Stream of musical consciousness (ovvero come ti passo un sabato sera in casa)

Era l’estate del… 1998, credo.

Sì, avevo su per giù 15 anni. Le mie serate estive da adolescente allora erano un po’ particolari, un po’ da film hollywoodiano tipo "casa nella prateria", ma calata in un contesto moderno.
Tipicamente uscivamo in bicicletta, per strada. Renato, la Stefy, la Alessia e Io. Facevamo un’infinità di giri su e giù per la via, parlando di una gran quantità di cose diverse. Fu senza dubbio il periodo più spensierato della mia vita, racchiuso quando volevo da queste due strade; una specie di Mesopotamia fatta in casa.
Altre volte rimanevamo in camera mia, a giocare a GTA a turno. Un po’ non sapevamo come farcela passare, un po’ in realtà ci divertiva da morire questo modo di passare le serate, un po’ ingenuo magari, ma sincero.

Fu in quell’estate che un giorno mia madre decise di andare a trovare lo zio. Non so se fu una visita di piacere, se mio nonno fosse già malato… non lo ricordo proprio.

Ricordo che andammo a trovare lo zio in fabbrica, e mi mostrò come si fabbrica la plastica. Vidi il laboratorio, con questi enormi PC con monitor da 23 pollici perché si potessero vedere i risultati degli esperimenti da una parte all’altra della stanza. Vidi gli spaghetti termoplastici azzurri filati da enormi macchine e quindi immersi nell’acqua perché si raffreddassero, ma senza romperli. Vidi i barili di fibra di vetro macinata, dove se avessi messo dentro una mano mi sarei trovato con un moncherino. Tutto ciò ovviamente mi affascinava da morire, e ne conservo un ricordo vivido, come se fosse successo tutto ieri.

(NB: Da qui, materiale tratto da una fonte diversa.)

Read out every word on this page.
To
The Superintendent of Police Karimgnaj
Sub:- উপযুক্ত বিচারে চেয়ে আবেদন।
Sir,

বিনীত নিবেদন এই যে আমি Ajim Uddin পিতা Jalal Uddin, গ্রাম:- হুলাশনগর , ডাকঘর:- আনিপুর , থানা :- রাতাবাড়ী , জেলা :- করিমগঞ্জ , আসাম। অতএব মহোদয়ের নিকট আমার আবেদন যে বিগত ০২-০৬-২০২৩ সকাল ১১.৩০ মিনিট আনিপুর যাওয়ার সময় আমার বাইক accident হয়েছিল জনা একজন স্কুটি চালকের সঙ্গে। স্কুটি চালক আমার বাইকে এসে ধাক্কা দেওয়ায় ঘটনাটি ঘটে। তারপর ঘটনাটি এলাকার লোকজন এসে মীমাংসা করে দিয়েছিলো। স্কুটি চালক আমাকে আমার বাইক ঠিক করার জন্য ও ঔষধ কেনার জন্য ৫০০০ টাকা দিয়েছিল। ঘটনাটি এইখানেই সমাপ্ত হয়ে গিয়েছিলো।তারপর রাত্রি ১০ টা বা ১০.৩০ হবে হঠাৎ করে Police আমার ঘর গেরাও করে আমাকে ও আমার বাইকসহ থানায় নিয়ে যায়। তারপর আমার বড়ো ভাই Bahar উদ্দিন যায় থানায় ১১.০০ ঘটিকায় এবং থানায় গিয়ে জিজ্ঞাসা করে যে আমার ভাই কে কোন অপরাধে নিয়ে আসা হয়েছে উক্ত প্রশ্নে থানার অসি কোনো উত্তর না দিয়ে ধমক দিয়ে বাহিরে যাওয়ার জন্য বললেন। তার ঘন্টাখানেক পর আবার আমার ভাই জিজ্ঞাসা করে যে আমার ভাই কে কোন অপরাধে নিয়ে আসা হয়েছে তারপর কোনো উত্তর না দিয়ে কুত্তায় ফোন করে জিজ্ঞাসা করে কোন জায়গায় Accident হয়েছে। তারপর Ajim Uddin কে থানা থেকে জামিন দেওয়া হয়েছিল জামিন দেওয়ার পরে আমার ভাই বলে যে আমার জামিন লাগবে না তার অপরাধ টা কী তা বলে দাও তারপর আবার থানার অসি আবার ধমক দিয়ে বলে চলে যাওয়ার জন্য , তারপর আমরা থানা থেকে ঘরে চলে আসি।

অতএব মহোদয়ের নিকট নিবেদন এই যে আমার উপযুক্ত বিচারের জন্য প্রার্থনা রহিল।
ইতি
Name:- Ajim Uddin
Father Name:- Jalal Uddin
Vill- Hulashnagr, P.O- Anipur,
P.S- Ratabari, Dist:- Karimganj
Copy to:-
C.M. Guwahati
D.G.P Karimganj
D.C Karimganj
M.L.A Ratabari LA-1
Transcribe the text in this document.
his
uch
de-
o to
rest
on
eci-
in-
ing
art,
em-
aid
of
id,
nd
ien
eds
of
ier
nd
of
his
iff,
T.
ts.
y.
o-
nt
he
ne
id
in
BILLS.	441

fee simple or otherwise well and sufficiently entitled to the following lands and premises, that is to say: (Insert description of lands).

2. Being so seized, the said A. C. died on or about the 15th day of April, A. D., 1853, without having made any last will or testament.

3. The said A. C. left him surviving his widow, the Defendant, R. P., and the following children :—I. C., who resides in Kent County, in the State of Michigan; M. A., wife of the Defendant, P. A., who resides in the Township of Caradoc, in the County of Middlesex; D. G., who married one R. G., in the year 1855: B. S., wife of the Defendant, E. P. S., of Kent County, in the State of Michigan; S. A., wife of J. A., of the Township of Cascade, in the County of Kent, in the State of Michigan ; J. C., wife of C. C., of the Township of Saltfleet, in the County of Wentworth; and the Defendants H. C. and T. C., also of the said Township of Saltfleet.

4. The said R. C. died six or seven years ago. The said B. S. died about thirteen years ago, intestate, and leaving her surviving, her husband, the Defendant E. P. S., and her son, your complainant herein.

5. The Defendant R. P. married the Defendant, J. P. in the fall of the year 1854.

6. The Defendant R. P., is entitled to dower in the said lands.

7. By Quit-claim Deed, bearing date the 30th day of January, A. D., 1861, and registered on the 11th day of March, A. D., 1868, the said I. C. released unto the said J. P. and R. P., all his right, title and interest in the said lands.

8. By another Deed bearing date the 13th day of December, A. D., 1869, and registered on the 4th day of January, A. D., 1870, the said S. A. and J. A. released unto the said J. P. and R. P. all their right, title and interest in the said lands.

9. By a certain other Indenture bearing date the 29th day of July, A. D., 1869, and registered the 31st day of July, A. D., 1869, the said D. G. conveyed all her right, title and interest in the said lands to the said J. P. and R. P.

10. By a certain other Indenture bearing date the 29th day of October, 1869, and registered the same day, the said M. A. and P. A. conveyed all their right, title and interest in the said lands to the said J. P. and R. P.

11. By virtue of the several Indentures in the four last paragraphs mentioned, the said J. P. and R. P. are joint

Per l’occasione mio zio mi copiò Crime of the century dei Supertramp. Un suo collega aveva dei problemi di cleptomania e se l’era intascato, senza rendersene conto. Ricordo che lo cercammo per un po’, poi lo trovammo e facemmo pure le fotocopie del libretto, rigorosamente sgraffettando le singole pagine in modo che venisse identico all’originale.
Quel singolo CD però non mi bastava: ero in pieno periodo di scoperta musicale, avevo conosciuto Renato, suo padre e la sua collezione di LP dei Pink Floyd, lo zio mi aveva regalato la cassetta di The Wall e Franco, il padre della Stefy, mi aveva ceduto la sua copia di Trespass, tanto a lui non era mai piaciuto.
Così, quando passammo da casa dello zio, non ricordo se lo costrinsi io a prestarmi degli altri dischi o se fu mia mamma a volerne portare a casa altri. Ricordo solo che tornammo, in macchina, e in mano avevo questi miei piccoli tesori.
Non avevo ancora imparato a non crearmi troppe aspettative, di fronte alle novità che sembrano entusiasmanti, e in linea di massima quei dischi si sarebbero potuti rivelare delle delusioni cocenti. Per fortuna così non fu, e cambiarono per sempre il mio modo di concepire e di approcciarmi alla musica.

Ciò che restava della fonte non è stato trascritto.